1. Geriatrics: 1 week
2. Vacation: 2 weeks
3. Coronary care unit: 4 weeks
4. Rheumatology: 2 weeks
5. Endocrinology: 2 weeks
6. VA ICU: 4 weeks
7. VA wards: 4 weeks
8. University wards: 4 weeks
9: Nephrology: 3 weeks
10: Vacation: 1 week
11. Oncology: 4 weeks
12: University wards: 4 weeks
13. Vacation: 2 weeks
14. Infectious disease: 2 weeks
15: County hospital wards: 4 weeks
16. VA wards: 4 weeks

On the upside, there's no neurology. And no night float. And no emergency medicine. And as it stands, I never have more than three call months in a row. So I suppose it could be worse. But really not that much worse.

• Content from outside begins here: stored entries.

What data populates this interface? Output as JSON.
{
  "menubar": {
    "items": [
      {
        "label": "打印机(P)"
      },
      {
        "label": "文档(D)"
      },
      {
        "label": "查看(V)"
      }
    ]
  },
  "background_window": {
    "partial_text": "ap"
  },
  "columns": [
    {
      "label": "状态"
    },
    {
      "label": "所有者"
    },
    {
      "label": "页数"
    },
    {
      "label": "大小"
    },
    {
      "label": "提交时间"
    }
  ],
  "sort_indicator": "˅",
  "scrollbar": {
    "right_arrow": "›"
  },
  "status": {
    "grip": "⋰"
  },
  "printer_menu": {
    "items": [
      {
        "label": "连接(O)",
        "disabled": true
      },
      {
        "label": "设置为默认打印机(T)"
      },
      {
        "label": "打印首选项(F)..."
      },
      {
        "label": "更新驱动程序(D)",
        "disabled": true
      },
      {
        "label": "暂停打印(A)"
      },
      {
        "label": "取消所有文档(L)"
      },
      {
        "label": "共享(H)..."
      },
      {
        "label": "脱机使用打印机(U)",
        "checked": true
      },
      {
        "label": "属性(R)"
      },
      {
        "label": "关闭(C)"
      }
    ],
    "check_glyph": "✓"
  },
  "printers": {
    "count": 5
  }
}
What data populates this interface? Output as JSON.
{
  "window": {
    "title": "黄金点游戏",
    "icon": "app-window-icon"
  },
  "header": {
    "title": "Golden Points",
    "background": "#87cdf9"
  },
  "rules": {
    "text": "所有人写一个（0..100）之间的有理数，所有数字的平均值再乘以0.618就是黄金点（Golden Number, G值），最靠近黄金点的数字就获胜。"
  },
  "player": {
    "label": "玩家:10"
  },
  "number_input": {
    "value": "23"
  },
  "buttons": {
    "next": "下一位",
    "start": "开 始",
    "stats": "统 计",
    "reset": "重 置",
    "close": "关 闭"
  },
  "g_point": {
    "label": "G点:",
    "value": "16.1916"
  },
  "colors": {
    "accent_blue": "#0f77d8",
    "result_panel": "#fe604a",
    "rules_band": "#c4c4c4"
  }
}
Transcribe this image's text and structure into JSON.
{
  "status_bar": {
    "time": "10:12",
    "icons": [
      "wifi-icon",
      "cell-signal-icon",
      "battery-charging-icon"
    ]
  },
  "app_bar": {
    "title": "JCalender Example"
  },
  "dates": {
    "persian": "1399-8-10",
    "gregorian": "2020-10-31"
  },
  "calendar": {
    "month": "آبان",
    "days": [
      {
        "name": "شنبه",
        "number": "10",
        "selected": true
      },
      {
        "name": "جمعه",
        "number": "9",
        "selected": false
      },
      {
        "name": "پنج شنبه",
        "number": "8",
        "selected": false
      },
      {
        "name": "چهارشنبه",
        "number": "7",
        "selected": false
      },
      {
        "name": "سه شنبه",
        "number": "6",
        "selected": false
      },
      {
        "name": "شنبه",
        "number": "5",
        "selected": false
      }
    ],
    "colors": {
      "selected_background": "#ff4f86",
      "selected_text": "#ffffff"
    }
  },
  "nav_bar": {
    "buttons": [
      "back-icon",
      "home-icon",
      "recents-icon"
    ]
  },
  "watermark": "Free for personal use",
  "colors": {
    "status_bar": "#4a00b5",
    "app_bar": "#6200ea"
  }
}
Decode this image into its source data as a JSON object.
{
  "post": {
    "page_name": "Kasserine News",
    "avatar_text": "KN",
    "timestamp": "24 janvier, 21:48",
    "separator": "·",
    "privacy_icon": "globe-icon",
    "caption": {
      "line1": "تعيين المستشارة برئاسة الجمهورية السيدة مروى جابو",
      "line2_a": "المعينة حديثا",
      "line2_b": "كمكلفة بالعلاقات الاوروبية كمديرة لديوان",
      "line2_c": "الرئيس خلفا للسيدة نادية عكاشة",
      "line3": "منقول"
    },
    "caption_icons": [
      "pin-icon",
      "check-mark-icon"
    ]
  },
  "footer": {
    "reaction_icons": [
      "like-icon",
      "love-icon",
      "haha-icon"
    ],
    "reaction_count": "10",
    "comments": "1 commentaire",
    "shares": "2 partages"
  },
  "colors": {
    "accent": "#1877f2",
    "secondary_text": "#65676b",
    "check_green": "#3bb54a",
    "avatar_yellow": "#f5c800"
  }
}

This residency thing is seeming less and less like a good idea.

In other news, our program director -- widely regarded as a Force for Good in the universe -- is resigning come September.

Pffffft.

2 comments:

Allison M. said...

First I laughed at baby Sammy in a helmet. It makes his head look so small. Is he on a tricycle or on the back of your bike? Is he too old to still call him baby Sammy- b/c we'll be at his wedding like Congratulations Baby Sammy and wife!!!

Then I laughed at pfft because that is a fart noise. Still funny.

Emilee, to me your schedule doesn't look so bad- in fact it looks pretty fun! I like that you get to test out all the waters to see if you are drawn to anything...as a doctor/a doer- and not just as a learner.

What are University wards and County hospital wards. Cause those don't sound great. Otherwise it looks neat! 4 weeks in oncology gives you so much time to do there ...and 3 weeks in nephrology! Go you girl! And to finish up in VA- does that mean veterans? If so, you are in for some cool stories and an awesome time to exercise some emotion and love. Also too you will have such a good knowledge of the stuff that Andrew will be dealing with - with his troops. Not with himself- because he is invincible.

wait...VA wards twice? this can't mean veterans. What does this mean.

ps- I like infectious disease. It's like the show Mystery Diagnosis. Which I watch and figure out before they tell me. Google. Anyone can be a doctor...

:) just kidding.

Emily2651 said...

(My longest comment ever!)

Helmet because we got a Burley and he's going to ride in it -- starting next week!

Pfft = fart? I meant a mouth kind of noise.

It's not so much a matter of testing the waters. I know where I'm headed in terms of subspecialty and most of my colleagues do too. The elective rotations are really just part of our training. When I'm a nephrologist, I'll have plenty of patients, for example, with endocrine diseases.

University/county wards are just general internal medicine in-patient months. Like, patients with pneumonia or liver failure or whatever. Overnight in the hospital every fourth day. BLAST.

Oncology is total suck-a-tude. It's in-patient. Very sick/dying patients. Very long hours.

VA = Veterans' Affairs. It's our local VA hospital; affiliated with my university hospital.

I hope Andrew is invincible too.

PS. I hate infectious disease.
PPS. Definitely anyone can be a doctor. So far, this hasn't been so hard.